# Advanced usage - Model export and import

Following the previous [model training tutorial] () we now have a working model located in ``/work/my_model-1.0``. We'll learn how to export a model as a zip file and then import it locally.


## A look at NLP-Cube's model storage format

NLP-Cube's model library is located in the hidden ``.nlpcube`` folder located in the user's home directory. This "root" folder contains the ``embeddings`` folder where all embeddings are stored, as well as any number of other folders, each in the format ``model_name-model_version``, where the actual models are stored. This is the reason why we created a **``my_model-1.0``** folder: the part before the hyphen is the **model's name** we'll call during runtime, and **1.0** is the version of this model. This way we can have several versions of models for a language, and using NLP-Cube's .load() API call with the default version parameter will ensure we'll always load the latest version for any given model. 
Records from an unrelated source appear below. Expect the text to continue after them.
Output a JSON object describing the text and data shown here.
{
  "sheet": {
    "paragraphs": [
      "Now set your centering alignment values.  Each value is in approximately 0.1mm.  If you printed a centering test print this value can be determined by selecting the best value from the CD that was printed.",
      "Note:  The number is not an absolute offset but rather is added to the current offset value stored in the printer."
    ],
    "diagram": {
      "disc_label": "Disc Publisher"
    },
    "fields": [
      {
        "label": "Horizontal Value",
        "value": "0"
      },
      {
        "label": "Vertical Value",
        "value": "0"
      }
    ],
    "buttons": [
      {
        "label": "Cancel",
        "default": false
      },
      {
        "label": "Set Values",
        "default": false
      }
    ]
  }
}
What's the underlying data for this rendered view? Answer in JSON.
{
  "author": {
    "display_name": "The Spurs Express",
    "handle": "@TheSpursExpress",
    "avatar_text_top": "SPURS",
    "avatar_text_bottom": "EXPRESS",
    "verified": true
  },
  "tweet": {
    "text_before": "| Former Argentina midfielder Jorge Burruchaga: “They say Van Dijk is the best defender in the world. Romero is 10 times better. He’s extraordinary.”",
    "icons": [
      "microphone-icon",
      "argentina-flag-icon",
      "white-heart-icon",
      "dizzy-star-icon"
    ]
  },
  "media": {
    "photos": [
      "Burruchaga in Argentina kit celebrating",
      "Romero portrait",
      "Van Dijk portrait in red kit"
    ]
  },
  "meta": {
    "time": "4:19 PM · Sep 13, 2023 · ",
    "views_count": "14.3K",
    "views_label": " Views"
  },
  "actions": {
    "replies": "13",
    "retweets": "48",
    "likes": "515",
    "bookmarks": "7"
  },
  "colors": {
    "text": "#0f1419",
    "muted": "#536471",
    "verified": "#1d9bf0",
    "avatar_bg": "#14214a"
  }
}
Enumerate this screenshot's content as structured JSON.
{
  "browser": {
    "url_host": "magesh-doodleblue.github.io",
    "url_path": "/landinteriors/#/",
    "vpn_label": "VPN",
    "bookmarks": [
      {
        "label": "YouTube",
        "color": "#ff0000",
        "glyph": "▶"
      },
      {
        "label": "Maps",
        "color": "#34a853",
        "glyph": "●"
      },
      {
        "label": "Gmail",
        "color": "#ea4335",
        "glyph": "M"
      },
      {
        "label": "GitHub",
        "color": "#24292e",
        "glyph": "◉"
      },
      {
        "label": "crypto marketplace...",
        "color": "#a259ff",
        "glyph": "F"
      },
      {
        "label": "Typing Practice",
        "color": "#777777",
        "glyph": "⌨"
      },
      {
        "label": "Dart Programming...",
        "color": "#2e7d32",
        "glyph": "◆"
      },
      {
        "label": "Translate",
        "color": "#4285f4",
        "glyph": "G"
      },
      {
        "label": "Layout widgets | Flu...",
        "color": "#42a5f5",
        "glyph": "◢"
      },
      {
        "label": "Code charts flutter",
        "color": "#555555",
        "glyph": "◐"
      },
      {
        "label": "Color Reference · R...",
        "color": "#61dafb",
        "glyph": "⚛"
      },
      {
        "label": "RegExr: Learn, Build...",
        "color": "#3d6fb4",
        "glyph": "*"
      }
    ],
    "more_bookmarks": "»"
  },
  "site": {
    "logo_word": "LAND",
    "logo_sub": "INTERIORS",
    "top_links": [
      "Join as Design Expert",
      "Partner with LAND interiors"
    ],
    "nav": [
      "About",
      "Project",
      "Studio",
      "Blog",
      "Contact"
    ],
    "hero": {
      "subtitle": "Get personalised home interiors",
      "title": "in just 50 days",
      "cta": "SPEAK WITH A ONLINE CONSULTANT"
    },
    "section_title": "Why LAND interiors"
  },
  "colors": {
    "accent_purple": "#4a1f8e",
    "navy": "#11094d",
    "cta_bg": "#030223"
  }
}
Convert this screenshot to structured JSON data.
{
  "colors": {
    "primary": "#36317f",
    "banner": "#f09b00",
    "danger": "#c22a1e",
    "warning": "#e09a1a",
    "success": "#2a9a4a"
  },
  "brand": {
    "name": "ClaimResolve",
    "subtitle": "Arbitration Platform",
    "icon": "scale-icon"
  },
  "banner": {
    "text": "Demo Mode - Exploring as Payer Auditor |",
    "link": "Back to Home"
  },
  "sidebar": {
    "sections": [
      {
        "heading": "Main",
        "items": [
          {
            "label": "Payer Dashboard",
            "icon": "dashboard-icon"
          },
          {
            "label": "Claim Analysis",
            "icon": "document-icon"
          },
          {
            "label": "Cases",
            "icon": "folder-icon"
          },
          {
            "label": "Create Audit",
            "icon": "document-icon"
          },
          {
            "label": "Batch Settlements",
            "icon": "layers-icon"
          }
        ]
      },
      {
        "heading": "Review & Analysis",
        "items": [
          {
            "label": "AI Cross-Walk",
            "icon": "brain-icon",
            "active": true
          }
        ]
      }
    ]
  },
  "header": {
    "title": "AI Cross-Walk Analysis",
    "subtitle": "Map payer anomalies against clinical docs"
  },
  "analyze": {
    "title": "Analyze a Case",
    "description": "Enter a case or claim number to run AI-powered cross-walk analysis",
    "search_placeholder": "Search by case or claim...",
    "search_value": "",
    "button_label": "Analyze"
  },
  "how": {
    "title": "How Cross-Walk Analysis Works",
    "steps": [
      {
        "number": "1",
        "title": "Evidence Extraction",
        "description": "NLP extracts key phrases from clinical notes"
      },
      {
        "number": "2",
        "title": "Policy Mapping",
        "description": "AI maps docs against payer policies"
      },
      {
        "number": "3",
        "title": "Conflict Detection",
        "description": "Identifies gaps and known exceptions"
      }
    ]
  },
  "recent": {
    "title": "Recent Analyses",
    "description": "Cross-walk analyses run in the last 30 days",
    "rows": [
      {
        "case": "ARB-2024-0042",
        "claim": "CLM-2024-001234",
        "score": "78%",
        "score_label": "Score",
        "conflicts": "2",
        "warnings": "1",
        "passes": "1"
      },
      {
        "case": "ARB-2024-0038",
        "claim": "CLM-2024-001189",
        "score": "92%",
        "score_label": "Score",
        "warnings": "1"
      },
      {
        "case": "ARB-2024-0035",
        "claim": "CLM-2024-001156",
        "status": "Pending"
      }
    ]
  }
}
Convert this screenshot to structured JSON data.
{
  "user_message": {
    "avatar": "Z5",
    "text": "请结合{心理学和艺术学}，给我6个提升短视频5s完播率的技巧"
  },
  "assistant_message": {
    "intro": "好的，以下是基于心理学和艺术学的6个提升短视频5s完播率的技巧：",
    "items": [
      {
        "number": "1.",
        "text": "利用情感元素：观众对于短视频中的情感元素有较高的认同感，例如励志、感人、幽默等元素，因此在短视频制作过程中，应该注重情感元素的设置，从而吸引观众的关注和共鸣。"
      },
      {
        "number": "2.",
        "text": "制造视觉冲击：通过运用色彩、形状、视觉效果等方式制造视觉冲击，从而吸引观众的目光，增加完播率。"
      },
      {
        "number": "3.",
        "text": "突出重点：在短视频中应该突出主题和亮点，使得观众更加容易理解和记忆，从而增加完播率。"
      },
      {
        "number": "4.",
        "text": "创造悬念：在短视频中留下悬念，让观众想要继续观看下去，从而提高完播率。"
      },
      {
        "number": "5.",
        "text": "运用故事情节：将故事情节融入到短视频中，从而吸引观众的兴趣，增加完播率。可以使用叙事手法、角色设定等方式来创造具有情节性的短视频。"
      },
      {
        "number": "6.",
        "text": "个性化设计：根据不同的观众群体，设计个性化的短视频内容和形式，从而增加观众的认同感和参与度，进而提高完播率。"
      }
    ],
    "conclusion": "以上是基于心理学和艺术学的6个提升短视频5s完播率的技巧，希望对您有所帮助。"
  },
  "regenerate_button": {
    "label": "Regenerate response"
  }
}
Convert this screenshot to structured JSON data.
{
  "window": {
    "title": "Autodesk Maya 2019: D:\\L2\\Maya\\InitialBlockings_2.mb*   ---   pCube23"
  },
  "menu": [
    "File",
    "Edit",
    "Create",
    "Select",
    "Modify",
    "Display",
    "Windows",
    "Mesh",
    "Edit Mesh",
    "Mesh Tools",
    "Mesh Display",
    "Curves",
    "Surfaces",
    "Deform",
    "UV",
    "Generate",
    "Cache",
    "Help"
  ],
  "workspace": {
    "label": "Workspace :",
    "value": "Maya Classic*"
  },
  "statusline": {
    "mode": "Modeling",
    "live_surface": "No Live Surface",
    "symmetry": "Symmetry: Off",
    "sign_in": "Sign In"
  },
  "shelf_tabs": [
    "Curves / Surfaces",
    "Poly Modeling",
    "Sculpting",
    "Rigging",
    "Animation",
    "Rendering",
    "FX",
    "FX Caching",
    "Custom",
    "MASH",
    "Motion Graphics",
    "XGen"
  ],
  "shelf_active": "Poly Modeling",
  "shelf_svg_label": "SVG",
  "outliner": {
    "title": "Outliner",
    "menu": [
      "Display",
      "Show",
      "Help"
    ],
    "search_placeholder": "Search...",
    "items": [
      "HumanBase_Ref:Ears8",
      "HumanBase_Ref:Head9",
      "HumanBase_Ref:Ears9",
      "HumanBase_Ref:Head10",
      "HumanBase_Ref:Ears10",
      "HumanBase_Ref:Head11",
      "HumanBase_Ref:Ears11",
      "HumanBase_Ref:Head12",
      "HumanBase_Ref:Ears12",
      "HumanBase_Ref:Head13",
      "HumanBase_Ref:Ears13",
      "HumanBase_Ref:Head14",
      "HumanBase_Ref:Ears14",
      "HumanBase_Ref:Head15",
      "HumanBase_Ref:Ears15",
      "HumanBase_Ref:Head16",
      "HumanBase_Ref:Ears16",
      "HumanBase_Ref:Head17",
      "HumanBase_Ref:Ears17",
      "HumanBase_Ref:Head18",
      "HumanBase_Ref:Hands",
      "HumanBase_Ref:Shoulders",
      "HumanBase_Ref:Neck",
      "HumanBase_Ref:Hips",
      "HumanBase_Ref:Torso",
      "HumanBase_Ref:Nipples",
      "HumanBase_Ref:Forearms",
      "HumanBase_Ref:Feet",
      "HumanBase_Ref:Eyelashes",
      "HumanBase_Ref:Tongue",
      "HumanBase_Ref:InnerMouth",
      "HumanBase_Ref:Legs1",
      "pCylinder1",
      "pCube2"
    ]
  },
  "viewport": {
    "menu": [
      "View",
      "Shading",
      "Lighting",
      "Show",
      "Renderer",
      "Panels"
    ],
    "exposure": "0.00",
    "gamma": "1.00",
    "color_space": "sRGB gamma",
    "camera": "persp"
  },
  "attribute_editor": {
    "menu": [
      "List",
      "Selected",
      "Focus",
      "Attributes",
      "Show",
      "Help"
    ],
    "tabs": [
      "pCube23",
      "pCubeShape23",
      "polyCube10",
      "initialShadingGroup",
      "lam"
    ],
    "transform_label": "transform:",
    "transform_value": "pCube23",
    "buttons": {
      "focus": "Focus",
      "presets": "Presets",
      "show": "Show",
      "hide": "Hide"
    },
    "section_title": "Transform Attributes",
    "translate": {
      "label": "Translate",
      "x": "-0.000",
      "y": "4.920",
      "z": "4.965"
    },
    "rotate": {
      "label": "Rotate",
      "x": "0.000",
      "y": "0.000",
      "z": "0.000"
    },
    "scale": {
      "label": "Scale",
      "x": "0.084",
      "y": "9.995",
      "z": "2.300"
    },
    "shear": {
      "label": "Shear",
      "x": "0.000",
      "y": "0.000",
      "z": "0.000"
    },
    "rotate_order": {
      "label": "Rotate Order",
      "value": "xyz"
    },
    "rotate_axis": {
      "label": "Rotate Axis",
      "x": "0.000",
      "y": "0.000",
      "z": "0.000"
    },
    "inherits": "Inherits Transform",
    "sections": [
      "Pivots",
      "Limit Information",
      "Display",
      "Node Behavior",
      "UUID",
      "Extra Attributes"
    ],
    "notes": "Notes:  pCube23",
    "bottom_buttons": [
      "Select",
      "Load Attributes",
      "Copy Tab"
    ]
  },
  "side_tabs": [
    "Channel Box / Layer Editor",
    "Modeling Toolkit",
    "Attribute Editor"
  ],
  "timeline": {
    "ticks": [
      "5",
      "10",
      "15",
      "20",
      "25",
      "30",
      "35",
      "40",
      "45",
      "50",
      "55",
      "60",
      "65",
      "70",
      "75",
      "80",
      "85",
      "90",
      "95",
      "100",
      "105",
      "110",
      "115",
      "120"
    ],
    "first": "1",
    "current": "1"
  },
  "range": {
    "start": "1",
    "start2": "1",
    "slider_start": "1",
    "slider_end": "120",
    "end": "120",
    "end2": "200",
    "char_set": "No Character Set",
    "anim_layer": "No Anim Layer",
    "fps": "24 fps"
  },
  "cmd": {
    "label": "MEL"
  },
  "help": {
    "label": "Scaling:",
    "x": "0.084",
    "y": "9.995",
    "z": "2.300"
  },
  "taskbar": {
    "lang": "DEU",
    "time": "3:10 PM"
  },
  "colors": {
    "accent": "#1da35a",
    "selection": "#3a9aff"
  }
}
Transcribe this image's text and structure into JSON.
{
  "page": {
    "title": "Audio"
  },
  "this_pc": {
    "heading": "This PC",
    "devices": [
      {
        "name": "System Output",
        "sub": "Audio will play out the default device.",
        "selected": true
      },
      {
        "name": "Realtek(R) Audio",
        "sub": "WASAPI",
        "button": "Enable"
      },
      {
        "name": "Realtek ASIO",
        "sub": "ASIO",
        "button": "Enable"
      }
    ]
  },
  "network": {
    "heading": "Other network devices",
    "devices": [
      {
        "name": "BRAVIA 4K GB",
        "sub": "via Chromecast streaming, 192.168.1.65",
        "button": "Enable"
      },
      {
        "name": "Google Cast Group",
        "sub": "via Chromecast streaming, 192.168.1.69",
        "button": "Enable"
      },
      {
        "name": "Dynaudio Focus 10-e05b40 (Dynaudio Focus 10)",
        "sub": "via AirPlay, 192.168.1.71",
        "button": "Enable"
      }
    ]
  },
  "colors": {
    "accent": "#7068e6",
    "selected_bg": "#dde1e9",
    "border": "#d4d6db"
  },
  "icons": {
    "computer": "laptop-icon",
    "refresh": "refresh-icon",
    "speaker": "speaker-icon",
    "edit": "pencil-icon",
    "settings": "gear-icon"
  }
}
There are only two rules for model naming: 
1. The name can only contain a single hyphen that divides the name from the version.
2. The version must be a number (with or without a comma)

We first look at how to export a locally-trained model, then how to import it, and finally we look in how we can manage our model library programatically.

## 1. Export a locally-trained model 

There are two steps to package a model: first we need to create a metadata file which will let NLP-Cube instances know about the model that will be loaded (like path to embeddings, etc.) and secondly zip everything in a single file. 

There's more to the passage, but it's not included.